The consulting agreements state that the client would pay $3,000 per license per year for the law firm to provide a consultant to serve as an Oklahoma resident so the client could obtain their Oklahoma medical marijuana license.

“Let these charges send a loud and clear message to anyone engaging in criminal operations in Oklahoma – your actions will not go unnoticed,” O’Connor said. “My office is committed to eradicating these illegal operators and will continue to hold those facilitating illegal marijuana operations accountable.”

The attorney general expressed gratitude for the “excellent investigative work by the Oklahoma Bureau of Narcotics and their dedication to dismantling criminal organizations.”

OBN Director Donnie Anderson reciprocated the sentiment, crediting O’Connor and his staff and the multi-county grand jury for “targeting those who created fraudulent business structures and enlisted ‘ghost owners’ allowing criminal organizations to unlawfully obtain a marijuana license.”

“My agency has worked tirelessly to investigate these criminal organizations that hide behind their license while moving literally tons of marijuana onto the illicit market. They also are responsible for collateral crimes including money laundering and human trafficking,” Anderson continued.

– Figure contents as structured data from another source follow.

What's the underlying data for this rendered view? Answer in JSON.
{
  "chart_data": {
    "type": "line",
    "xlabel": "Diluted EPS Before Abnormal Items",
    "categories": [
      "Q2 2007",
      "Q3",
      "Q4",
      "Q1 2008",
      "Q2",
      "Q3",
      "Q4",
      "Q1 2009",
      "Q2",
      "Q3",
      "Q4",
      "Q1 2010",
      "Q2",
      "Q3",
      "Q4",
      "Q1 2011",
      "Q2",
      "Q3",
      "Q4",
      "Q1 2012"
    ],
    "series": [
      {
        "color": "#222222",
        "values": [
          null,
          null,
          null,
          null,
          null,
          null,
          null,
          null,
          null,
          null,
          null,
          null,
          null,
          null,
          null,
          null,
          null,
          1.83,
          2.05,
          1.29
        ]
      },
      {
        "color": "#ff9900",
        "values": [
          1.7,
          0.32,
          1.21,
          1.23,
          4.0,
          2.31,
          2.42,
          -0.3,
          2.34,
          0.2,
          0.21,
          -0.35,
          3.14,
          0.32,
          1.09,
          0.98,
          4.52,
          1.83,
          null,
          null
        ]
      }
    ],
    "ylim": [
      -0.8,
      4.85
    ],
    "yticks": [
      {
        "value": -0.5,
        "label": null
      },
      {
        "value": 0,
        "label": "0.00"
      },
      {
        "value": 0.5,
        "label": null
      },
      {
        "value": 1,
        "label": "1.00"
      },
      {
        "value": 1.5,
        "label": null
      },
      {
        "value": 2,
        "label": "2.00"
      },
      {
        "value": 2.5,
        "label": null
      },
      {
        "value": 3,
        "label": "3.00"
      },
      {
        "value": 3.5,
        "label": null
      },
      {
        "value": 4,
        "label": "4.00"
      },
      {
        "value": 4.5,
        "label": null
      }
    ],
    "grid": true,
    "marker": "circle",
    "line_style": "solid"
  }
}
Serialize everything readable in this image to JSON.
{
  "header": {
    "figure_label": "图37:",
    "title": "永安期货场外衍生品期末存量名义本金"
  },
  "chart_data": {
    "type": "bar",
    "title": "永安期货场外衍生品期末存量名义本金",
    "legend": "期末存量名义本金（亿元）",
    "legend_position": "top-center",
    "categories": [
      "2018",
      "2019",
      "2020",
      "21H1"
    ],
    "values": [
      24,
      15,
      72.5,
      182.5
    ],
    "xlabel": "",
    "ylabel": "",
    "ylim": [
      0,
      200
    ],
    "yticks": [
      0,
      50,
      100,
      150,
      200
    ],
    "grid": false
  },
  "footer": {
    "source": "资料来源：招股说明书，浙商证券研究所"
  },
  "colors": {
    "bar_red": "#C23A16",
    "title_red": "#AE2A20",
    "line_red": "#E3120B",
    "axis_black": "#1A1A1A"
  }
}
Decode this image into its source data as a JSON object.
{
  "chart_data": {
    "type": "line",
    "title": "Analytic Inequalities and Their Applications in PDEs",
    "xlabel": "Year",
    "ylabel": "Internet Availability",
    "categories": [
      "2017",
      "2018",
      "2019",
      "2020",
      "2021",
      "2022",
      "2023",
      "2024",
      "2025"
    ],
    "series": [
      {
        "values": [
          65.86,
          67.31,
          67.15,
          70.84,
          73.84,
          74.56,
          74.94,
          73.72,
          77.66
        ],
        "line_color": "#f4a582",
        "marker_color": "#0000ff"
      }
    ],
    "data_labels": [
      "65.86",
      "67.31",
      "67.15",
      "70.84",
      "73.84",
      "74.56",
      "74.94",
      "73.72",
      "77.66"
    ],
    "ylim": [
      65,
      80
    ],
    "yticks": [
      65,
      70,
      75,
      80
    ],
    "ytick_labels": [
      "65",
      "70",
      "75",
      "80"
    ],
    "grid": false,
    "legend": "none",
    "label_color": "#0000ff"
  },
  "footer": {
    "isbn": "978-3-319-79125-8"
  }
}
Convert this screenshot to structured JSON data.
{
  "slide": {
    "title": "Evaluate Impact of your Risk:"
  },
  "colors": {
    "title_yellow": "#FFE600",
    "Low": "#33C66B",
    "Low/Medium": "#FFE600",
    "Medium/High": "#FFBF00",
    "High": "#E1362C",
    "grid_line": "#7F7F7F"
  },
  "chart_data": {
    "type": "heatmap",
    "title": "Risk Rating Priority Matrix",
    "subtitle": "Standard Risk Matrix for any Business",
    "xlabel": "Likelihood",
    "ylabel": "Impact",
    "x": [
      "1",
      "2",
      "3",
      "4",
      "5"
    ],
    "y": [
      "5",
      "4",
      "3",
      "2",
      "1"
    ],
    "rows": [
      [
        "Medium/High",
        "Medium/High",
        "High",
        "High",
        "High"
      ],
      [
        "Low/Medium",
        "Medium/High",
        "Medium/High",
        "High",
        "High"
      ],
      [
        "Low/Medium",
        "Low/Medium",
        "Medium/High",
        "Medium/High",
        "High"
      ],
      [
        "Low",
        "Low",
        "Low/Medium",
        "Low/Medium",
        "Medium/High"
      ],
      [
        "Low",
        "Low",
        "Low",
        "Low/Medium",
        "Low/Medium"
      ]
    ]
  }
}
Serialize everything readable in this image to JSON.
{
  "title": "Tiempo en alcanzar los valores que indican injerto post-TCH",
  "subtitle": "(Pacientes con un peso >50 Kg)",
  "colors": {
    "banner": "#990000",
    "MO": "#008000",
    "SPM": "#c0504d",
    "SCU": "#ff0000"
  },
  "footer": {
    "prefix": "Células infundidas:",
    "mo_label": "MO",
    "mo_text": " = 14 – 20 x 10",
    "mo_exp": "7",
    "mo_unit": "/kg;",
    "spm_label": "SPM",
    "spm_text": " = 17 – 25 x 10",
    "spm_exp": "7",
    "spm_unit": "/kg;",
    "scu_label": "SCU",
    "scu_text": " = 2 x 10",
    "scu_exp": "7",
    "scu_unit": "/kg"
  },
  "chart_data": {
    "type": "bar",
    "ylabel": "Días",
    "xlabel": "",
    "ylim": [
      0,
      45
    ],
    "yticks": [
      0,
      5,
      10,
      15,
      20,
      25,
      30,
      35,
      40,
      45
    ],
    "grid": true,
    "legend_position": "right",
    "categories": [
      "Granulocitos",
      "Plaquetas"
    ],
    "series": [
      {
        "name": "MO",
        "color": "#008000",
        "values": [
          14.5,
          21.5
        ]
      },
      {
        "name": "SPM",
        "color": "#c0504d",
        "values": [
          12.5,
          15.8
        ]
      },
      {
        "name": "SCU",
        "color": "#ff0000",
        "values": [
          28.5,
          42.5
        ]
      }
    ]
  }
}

During the investigation, OBN agents searched several locations in Oklahoma including Dao K 88 LLC in Garvin County, Evergreen Cannabis LLC in Major County, seizing 20,218  marijuana plants.

The investigation revealed that the Jones-Brown Law Firm submitted documents to the Oklahoma Medical Marijuana Authority and to OBN asserting percentages of ownership including a 75 percent owner as an Oklahoma resident and a 25 percent owner as a non-Oklahoma resident.

Based on statements and evidence gathered during the investigation, the assertions that Oklahoma residents were 75 percent owners of marijuana grow operations were fraudulently submitted to the state agencies to obtain licenses.

This was facilitated by the Jones-Brown Law Firm through the partners.

It was also discovered through the investigation that more than approximately 400 marijuana growers in the state listed law firm employees as 75 percent owners.